There is a paradoxical element here insofar that you may not know who a particular woman on the move is, and you may not care in any way who she is, but she will be in your database very quickly, and AI is not helpful in that sense.

How do you see AI affecting demand for labour with regard to migrants and refugees?

On this, I’m a little bit more optimistic. I do think that there will be greatly increased demand for more skilled agricultural labour, and more skilled healthcare sector labour. Those are the things which AI and robotics won’t get into in a meaningful way. Robots are already pushing hospital beds around in Japan, but they won’t be able to lift a patient, and change the sheets, and comfort people, and so on. I can really imagine on the semi-skilled to skilled side of both the agriculture and caring industries there will continue to be quite a lot of opportunities. Where it obviously gets difficult to predict and very multi-dimensional is the issue of job displacement of middle-class jobs in wealthier industrial countries. It’s going to be very combustible, and it’s hard to play out all the scenarios.

What about the longer term implications of AI?

Most of my work on AI is to do with AI and perception of nature, or how AI perceives other life forms.
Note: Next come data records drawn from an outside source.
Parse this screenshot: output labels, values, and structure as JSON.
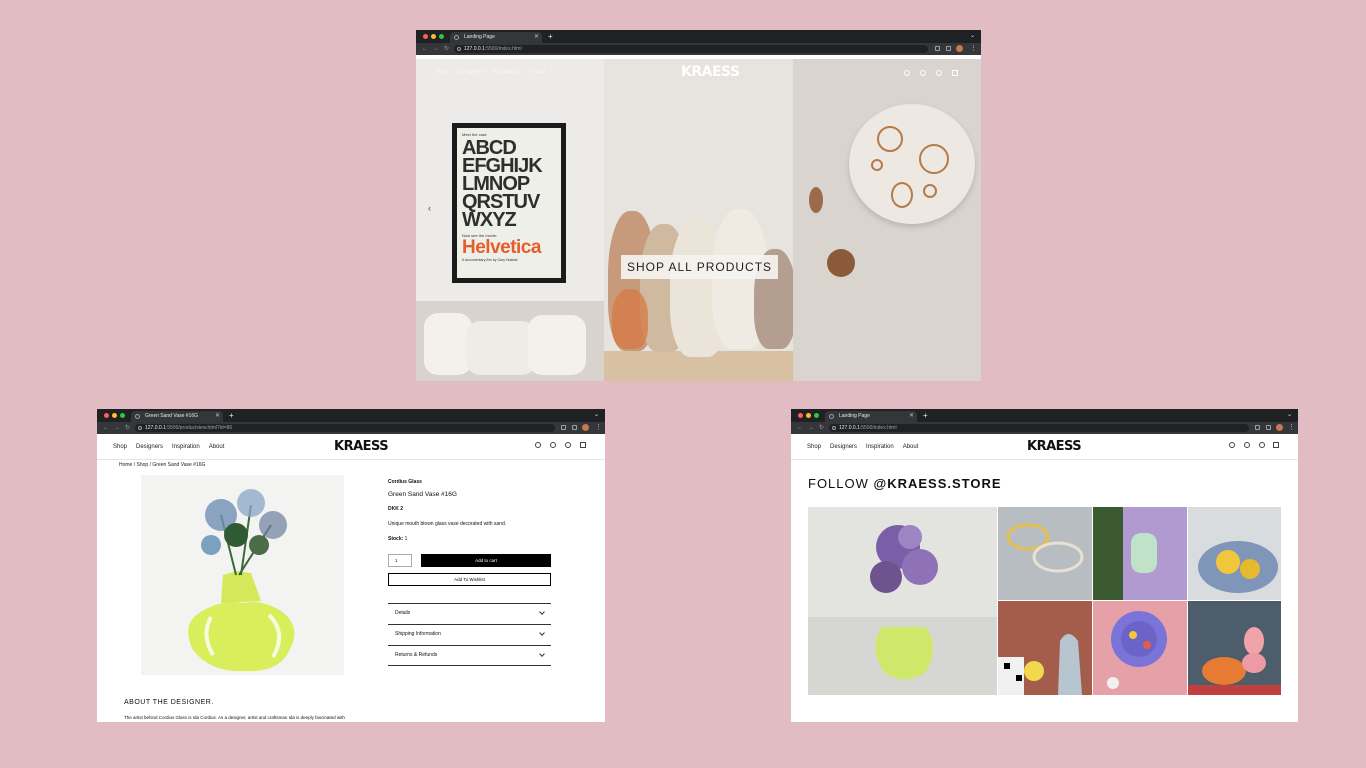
{
  "colors": {
    "background": "#e2bcc3",
    "browser_chrome": "#202124",
    "toolbar": "#35363a",
    "accent_orange": "#e85b2a"
  },
  "hero_window": {
    "tab_title": "Landing Page",
    "url_host": "127.0.0.1",
    "url_path": ":5500/index.html",
    "nav": [
      "Shop",
      "Designers",
      "Inspiration",
      "About"
    ],
    "logo": "KRAESS",
    "poster": {
      "top_line": "Meet the cast:",
      "letters": [
        "ABCD",
        "EFGHIJK",
        "LMNOP",
        "QRSTUV",
        "WXYZ"
      ],
      "sub": "Now see the movie:",
      "title": "Helvetica",
      "foot": "A documentary film by Gary Hustwit"
    },
    "cta": "SHOP ALL PRODUCTS",
    "icons": [
      "user-icon",
      "search-icon",
      "heart-icon",
      "bag-icon"
    ]
  },
  "product_window": {
    "tab_title": "Green Sand Vase #16G",
    "url_host": "127.0.0.1",
    "url_path": ":5500/productview.html?id=86",
    "nav": [
      "Shop",
      "Designers",
      "Inspiration",
      "About"
    ],
    "logo": "KRAESS",
    "breadcrumb": [
      "Home",
      "/",
      "Shop",
      "/",
      "Green Sand Vase #16G"
    ],
    "product": {
      "brand": "Cordius Glass",
      "name": "Green Sand Vase #16G",
      "price": "DKK 2",
      "description": "Unique mouth blown glass vase decorated with sand.",
      "stock_label": "Stock:",
      "stock_value": "1",
      "quantity": "1",
      "add_to_cart": "Add to cart",
      "add_to_wishlist": "Add To Wishlist",
      "accordions": [
        "Details",
        "Shipping Information",
        "Returns & Refunds"
      ]
    },
    "about_heading": "ABOUT THE DESIGNER.",
    "about_text": "The artist behind Cordius Glass is Ida Cordius. As a designer, artist and craftsman Ida is deeply fascinated with"
  },
  "follow_window": {
    "tab_title": "Landing Page",
    "url_host": "127.0.0.1",
    "url_path": ":5500/index.html",
    "nav": [
      "Shop",
      "Designers",
      "Inspiration",
      "About"
    ],
    "logo": "KRAESS",
    "follow_prefix": "FOLLOW",
    "follow_handle": "@KRAESS.STORE"
  }
}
What does artificial intelligence look like if it has no imagination about the living world at all, or things which are living in this world which have no utility to the human economy? And I think it’s deeply alarming and worrying that artificial intelligence in the moment is evolving, and the architects of AI are evolving it, without real context of being on a living planet.

Now, having said that, I definitely believe that, say by 2060, 2070, that Homo sapiens as a species will
have meshed, to some degree, with forms of artificial intelligence. Whether they subsume those forms to increase longevity, intelligence and sensory perception or whether they merge into a new species, which is probably what I believe. I’d be really surprised if Homo sapiens is around in two centuries’ time. I would be really surprised if we exist in our present form. It’s just simple mathematics. The AI programs are operating 16,000 times faster than the human brain can operate. And as much as the human brain has this plasticity and this incredible breadth of mobility, that’s not going to be enough. And so I think we’re definitely living in really profound, historic times.

How do you view the future? Are you pessimistic, optimistic, dystopian or utopian?

The thing I learnt from living in Africa was that pessimism is a waste of time. It’s a waste of energy and a waste of time. I’m optimistic, I probably should be more realistic. Concerning the changing nature of Homo sapiens, I’m not particularly alarmed by that. I think there are many reasons to think this might be a more benign future as well.